Spaceflight Now


Shuttle boss Dittemore departing NASA, sources say
BY WILLIAM HARWOOD
STORY WRITTEN FOR CBS NEWS "SPACE PLACE" & USED WITH PERMISSION
Posted: April 19, 2003

 
Shuttle chief Ron Dittemore uses a model to explain information during a news conference soon after the Columbia accident. Photo: Spaceflight Now/NASA TV
 
Shuttle program manager Ronald Dittemore, the clean-cut, straight-talking engineer whose daily briefings in the wake of the Columbia disaster won widespread respect, plans to leave NASA in the near future, sources say, presumably to take a job in private industry. Calls to Dittemore's home Friday evening and Saturday were not successful and NASA officials were not immediately available for comment.

Reliable NASA and contractor sources, however, said Dittemore made plans to leave the space agency before Columbia's ill-fated mission and that he had planned to step down once the flight was complete to end a 26-year NASA career. Those plans changed in the wake of the Feb. 1 disaster and he remained on the job to help coordinate NASA's investigation of the tragedy.

Dittemore's daily briefings lasted just a week before the independent Columbia Accident Investigation Board took over the public conduct of the accident probe. But Dittemore's willingness to share initial flight data and to answer questions in a public forum was in stark contrast to NASA's no-comment response to the 1986 Challenger disaster 17 years earlier. While some NASA insiders privately groused about Dittemore's openness, many more praised his performance, crediting him with convincing skeptics that NASA had the right stuff to deal with the disaster.

"Let me say it is with some relief that I welcome (the accident board) here," Dittemore said Feb. 6, in his final news briefing. "We need their expertise, we need their independent look at what we have been doing and we will work closely with (board chairman Harold Gehman) and his board.

"These five days have been exhausting to the team. They have been difficult emotionally and physically. But we're going to carry on and we're going to continue our determination to find the root cause and do so as quickly and reasonably as we can."

As a senior NASA manager, Dittemore would need a waiver from agency Administrator Sean O'Keefe before taking any job in which he would be representing a shuttle contractor in any future negotiations with the government. Without such a waiver - and they are rare - senior managers must wait a year before taking on such jobs.

The specifics in this case are not yet known, but the loss of Dittemore's firm hand at the helm of the shuttle program will be keenly felt.

"He did a good job, Ron is a solid manager," said one senior aerospace manager. "One of his traits was he was not unwilling to make hard decisions. He made decisions that weren't always popular, but they were the right thing to do."

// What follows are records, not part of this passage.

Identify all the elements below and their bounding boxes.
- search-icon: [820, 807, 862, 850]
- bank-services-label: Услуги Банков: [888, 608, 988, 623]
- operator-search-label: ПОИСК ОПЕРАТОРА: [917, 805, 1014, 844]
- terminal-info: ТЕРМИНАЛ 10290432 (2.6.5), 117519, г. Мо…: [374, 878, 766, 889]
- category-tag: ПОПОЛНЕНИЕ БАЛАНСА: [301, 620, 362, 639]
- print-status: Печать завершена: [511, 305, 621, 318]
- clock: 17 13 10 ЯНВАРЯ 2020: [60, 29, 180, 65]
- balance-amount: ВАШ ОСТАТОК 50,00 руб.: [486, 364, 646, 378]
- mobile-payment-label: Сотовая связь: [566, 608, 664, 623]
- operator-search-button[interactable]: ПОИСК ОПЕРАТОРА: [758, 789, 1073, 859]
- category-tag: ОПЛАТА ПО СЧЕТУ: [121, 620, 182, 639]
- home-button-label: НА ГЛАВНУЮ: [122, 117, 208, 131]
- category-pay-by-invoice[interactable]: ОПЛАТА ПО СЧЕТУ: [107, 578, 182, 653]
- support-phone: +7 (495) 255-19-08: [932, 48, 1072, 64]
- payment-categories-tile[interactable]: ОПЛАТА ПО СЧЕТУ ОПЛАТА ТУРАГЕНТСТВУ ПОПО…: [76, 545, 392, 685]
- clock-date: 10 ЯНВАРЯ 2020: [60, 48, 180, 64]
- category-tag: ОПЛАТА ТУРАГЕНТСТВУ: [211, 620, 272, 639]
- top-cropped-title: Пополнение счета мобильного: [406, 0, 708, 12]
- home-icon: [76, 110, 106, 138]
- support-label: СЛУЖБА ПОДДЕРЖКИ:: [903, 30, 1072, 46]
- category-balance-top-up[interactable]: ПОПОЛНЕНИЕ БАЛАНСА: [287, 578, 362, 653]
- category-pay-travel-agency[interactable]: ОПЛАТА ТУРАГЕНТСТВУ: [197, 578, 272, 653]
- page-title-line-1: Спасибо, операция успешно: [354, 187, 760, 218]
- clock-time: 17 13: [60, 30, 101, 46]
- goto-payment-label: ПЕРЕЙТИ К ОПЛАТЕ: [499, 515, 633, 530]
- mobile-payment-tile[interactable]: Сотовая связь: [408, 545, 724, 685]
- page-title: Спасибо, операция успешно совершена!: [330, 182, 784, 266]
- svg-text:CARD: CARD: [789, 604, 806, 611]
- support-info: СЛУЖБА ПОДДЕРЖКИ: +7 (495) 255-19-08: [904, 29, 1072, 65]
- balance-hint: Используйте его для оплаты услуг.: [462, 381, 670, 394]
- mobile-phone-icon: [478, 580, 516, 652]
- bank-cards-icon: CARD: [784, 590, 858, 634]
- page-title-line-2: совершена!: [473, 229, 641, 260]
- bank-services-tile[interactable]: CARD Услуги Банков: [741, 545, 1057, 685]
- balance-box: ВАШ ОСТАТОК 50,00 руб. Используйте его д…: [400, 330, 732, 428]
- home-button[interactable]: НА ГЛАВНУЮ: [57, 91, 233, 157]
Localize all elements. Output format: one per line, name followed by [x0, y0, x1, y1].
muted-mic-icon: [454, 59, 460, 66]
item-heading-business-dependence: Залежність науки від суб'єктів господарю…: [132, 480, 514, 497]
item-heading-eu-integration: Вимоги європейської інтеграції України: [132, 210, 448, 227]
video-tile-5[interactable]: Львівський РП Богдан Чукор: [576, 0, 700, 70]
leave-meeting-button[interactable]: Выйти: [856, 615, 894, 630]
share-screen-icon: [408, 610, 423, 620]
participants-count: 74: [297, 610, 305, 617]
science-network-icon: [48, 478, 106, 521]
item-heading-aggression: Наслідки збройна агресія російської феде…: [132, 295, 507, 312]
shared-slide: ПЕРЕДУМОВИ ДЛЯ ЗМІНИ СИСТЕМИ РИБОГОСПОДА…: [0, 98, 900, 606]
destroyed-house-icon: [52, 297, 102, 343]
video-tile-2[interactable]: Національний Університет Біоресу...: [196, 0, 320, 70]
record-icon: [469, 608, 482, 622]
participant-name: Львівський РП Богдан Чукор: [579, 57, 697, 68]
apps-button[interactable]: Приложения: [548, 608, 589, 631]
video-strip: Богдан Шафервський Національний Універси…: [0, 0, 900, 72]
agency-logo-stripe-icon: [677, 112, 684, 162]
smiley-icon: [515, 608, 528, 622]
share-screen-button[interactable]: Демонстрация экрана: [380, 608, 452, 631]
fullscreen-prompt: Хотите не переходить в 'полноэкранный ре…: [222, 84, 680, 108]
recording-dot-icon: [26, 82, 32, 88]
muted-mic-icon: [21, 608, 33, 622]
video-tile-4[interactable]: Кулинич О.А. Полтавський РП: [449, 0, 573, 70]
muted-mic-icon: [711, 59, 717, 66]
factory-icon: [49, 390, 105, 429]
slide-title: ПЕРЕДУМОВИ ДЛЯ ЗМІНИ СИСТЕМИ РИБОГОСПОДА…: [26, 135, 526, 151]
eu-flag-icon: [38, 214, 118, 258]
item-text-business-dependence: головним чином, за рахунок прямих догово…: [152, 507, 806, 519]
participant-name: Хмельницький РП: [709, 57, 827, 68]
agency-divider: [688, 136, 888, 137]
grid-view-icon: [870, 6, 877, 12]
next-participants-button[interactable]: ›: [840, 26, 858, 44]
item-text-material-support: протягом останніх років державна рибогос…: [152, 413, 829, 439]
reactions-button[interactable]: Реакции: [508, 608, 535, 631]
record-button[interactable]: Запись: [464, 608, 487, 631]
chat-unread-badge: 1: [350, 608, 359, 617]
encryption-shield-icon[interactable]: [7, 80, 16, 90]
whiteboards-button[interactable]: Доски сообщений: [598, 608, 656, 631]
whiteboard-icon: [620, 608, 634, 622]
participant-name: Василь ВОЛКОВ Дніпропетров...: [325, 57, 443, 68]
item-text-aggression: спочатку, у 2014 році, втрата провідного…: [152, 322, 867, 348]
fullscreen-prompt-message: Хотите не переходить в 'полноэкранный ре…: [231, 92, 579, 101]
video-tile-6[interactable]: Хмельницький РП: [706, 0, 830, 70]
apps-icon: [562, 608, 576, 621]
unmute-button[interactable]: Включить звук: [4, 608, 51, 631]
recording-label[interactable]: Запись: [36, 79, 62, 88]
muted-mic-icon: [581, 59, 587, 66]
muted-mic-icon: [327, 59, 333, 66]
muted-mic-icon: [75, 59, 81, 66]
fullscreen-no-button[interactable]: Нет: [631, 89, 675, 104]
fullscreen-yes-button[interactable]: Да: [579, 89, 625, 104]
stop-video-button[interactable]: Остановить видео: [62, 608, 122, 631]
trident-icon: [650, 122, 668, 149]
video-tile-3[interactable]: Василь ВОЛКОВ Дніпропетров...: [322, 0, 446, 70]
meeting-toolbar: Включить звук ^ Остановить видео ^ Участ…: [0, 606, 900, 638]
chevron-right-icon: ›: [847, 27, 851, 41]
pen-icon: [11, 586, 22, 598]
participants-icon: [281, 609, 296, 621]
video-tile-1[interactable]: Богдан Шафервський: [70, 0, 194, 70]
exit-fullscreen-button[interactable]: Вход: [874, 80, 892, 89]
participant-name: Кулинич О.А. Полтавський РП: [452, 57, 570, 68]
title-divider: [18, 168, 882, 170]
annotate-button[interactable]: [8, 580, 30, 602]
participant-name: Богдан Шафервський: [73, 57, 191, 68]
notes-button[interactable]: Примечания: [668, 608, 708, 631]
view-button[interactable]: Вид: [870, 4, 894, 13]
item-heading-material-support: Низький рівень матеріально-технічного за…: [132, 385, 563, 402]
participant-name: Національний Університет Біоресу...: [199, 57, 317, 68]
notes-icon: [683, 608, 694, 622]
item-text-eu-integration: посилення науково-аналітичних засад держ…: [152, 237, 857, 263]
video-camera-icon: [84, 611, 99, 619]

Dittemore joined NASA in 1977 as a shuttle propulsion systems engineer, became a flight controller and ultimately a shuttle flight director. In 1992, he was named deputy assistant director of the space station program before transitioning to shuttle program management the following year.

In 1995, Dittemore became manager of space shuttle integration and served as chairman of NASA's mission management team, which oversees the day-to-day conduct of a shuttle mission. He was serving as manager of the shuttle engineering office when he was named to replace Tommy Holloway as overall manager of the shuttle program in 1999.

"The space shuttle is more reliable, more capable and more efficient today than ever before," Dittemore said in a statement when he took on the program management job. "At the same time, with assembly of the station, the shuttle has a bigger job ahead of it than ever before. As we do that job, above all, my goal is to fly the shuttle safely and continue the tradition of excellence that has been instilled in this program.

"The shuttle has a lot of life ahead with the capability to continue to fly for decades to come, and we plan to continue to make it as safe and efficient as possible as we build the station and prepare for the future."